Llegó el momento de la despedida, y Aliatar se vio rodeado de una guardia de honor.
¡Con qué efusión estrechó entonces las manos de D. Pedro y del Conde de Cabra!
-- Me han vencido Vds., y, aunque estoy libre, me han maniatado.
-- ¿Cómo?
-- Maniatado para siempre, porque ya no podré combatir contra Vds. Me han desarmado con su hidalguía más que con su valor.
-- Sólo hemos hecho lo que merece Vd., Aliatar. Es Vd. uno de los más nobles de su raza.
-- Les aseguro que mis soldados no volverán a invadir sus dominios.
-- Dicho esto, Aliatar saltó de su caballo, cogió de su brida a Leal y se lo presentó a Gómez de Aguilar.
-- Se lo doy a Vd. como recuerdo de que me hizo prisionero.

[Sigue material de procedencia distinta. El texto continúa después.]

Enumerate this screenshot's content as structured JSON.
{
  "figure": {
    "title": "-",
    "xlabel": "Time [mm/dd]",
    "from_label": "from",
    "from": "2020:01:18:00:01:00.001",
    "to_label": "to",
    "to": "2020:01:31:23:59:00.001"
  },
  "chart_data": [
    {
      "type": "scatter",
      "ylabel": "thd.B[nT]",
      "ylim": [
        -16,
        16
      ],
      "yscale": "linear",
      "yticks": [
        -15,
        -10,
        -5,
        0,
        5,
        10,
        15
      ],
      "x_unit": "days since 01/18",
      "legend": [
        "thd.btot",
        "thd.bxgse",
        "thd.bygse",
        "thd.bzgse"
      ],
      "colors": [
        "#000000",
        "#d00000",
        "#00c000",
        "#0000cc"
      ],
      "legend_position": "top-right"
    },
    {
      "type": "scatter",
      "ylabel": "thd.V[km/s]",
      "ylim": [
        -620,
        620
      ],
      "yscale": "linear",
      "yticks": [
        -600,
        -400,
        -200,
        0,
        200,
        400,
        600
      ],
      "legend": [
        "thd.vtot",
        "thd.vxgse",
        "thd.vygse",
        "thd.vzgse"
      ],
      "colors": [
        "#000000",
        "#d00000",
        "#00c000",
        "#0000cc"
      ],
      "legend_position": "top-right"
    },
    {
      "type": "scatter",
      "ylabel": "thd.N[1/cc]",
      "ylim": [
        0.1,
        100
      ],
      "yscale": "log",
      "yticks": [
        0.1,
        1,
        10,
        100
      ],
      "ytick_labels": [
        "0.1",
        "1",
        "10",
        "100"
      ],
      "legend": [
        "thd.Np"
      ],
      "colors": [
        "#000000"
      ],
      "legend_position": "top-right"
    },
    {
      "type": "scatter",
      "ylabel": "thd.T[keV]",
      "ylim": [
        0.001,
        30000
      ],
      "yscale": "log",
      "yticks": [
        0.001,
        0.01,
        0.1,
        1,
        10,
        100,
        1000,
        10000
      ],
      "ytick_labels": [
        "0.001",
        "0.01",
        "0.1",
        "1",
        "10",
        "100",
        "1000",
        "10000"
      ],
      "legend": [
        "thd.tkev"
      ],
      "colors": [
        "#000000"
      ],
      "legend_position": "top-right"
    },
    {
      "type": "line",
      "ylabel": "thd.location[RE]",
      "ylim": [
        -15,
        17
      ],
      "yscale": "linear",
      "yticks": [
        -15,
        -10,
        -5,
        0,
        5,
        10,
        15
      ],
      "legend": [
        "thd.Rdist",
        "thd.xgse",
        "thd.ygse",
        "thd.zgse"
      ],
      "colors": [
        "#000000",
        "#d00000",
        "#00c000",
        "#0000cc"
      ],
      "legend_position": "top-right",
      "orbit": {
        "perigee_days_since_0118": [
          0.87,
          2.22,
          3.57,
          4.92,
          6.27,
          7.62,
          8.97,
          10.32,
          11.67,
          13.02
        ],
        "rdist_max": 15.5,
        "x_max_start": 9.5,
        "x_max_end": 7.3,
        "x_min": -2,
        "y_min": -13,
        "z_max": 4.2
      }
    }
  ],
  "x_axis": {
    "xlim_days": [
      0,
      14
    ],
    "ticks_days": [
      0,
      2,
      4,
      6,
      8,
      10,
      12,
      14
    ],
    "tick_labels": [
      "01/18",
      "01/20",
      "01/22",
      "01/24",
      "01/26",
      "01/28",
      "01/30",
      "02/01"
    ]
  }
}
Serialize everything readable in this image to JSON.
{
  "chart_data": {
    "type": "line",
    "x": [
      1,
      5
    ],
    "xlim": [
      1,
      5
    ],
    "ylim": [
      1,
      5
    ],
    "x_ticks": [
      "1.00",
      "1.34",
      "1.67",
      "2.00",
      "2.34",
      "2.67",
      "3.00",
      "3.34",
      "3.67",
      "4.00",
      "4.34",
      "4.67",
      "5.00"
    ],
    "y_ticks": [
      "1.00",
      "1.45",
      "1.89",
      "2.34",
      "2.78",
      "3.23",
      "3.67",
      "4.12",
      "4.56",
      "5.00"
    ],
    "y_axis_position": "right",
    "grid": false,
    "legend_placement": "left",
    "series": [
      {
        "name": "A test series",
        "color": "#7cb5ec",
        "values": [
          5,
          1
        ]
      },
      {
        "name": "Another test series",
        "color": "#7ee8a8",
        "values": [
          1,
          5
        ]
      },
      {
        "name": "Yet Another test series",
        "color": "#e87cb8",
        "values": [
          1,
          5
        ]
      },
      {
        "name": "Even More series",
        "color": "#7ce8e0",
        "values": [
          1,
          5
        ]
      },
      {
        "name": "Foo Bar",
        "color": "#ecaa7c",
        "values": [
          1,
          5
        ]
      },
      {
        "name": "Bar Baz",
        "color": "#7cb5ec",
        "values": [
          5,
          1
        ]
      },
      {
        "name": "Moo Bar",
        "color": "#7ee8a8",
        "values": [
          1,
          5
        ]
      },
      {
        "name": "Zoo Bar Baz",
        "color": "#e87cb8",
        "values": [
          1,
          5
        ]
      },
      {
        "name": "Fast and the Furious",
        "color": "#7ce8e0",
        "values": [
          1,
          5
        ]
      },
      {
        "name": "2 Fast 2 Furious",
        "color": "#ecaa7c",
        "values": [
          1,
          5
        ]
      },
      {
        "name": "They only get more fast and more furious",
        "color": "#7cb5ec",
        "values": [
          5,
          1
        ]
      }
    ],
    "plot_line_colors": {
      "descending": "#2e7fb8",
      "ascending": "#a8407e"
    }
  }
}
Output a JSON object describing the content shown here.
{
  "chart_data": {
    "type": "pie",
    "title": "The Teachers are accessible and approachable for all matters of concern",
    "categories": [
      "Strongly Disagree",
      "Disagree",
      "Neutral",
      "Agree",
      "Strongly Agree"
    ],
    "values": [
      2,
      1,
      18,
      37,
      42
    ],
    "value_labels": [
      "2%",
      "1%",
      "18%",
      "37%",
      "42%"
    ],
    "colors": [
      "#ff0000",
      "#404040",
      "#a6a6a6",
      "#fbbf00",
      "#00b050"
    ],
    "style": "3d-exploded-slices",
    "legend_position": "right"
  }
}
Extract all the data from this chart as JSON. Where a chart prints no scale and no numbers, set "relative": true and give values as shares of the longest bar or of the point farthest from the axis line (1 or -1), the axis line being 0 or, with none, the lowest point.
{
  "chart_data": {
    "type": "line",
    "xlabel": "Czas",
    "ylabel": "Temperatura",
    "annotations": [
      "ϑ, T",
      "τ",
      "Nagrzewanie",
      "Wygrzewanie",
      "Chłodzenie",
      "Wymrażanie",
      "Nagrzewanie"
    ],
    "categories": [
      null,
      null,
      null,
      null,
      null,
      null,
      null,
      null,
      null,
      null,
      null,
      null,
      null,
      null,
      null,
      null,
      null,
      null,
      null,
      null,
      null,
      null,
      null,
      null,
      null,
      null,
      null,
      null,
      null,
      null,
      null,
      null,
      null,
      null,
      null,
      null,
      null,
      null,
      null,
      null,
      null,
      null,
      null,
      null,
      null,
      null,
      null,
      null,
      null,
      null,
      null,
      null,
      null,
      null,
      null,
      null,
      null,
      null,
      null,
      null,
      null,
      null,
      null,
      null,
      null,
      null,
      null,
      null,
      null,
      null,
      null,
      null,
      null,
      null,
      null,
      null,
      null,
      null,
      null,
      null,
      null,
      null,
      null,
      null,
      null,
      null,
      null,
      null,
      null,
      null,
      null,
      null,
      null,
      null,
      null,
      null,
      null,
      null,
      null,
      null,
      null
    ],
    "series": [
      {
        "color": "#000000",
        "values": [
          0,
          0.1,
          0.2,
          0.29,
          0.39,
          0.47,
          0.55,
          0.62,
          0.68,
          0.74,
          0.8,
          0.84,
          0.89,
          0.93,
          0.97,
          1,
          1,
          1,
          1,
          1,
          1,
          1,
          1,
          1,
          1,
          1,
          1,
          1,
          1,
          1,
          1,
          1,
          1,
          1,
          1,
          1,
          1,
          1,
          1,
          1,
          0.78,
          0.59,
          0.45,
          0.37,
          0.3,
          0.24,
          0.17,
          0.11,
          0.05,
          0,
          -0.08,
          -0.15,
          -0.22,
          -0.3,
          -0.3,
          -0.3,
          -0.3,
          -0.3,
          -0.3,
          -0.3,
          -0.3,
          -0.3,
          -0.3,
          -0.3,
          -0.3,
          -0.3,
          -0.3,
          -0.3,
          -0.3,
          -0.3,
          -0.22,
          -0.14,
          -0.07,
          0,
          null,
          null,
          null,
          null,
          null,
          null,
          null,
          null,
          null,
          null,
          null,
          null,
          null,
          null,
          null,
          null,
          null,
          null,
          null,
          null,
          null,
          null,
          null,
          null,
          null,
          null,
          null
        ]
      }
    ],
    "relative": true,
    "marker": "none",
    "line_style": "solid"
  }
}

-- Pues le ofrezco mi alazán en cambio,–- respondió D. Pedro, – como recuerdo de que también fui prisionero de Vd.
Montó en seguida en el hermoso caballo, saltó Aliatar sobre el alazán, hizo a Leal la última caricia, y exclamando, – ¡Que Alá los guarde! – se marchó a galope tendido.
Leal permaneció inmóvil, siguiendo con mirada triste a su amo.
En vano le acarició su nuevo amo.
¡Bien merecía el nombre de Leal!
Se dice que aquel hermoso caballo murió de tristeza a los pocos días.